= Omaha and Republican Valley Railway =

Railway branch line in Nebraska, US

The Omaha and Republican Valley Railway was a branch line of the Union Pacific that crossed Nebraska. Traversing several counties, including Buffalo County, the Railway was the impetus for several settlements, and upon its demise, several ghost towns. The Railway ran from Boelus to South Ravenna, to Poole and on to Pleasanton, Nebraska.

==About==
In 1880, the Omaha and Republican Valley Railway Company was consolidated with the Omaha, Niobrara and Black Hills Railroad Company, and in 1886 was consolidated again with the Blue Valley Railroad.

Trains started traveling along the Omaha and Republican Valley Railroad in 1890, with Pleasanton as the terminus. The Pleasanton townsite was surveyed and platted in 1890, and grew quickly. Situated on the South Loup River, Pleasanton was plagued by floods. The flood of 1947 washed away the railroad tracks, and the line was officially abandoned in 1948.

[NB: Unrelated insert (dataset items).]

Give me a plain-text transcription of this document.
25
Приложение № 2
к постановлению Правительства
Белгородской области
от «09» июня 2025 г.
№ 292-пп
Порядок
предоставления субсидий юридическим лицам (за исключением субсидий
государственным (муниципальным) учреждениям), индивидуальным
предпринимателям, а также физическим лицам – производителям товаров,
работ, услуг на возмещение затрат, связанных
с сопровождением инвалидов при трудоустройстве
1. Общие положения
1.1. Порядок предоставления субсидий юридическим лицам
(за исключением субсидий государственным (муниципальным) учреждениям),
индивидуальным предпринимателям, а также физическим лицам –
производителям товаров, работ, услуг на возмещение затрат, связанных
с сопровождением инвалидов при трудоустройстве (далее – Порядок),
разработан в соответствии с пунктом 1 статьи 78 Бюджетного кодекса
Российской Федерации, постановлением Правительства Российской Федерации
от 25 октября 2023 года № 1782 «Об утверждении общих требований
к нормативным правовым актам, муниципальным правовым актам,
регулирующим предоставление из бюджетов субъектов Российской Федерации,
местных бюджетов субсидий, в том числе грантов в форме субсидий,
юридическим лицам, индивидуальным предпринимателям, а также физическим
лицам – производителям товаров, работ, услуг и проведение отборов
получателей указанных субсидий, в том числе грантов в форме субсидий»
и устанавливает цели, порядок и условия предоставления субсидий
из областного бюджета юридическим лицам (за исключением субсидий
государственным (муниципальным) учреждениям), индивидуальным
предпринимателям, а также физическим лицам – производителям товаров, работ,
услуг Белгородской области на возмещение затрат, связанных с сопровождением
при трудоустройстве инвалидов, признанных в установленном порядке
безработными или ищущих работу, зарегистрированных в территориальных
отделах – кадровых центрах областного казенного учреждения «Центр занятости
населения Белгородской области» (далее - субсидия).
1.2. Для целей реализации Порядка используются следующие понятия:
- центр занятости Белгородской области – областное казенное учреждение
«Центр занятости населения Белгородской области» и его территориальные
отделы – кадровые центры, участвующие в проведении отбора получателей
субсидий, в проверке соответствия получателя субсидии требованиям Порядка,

One ghost town was called Sartoria, which was built with the expectation of being the terminus of the railroad. The tracks never got that far. It was seven miles beyond Pleasanton. Another ghost town along the tracks was Watertown, where the steam locomotives would load up with water. Watertown had a post office, established in 1890, and a schoolhouse, formed in 1886. By the 1930s Watertown began to decline.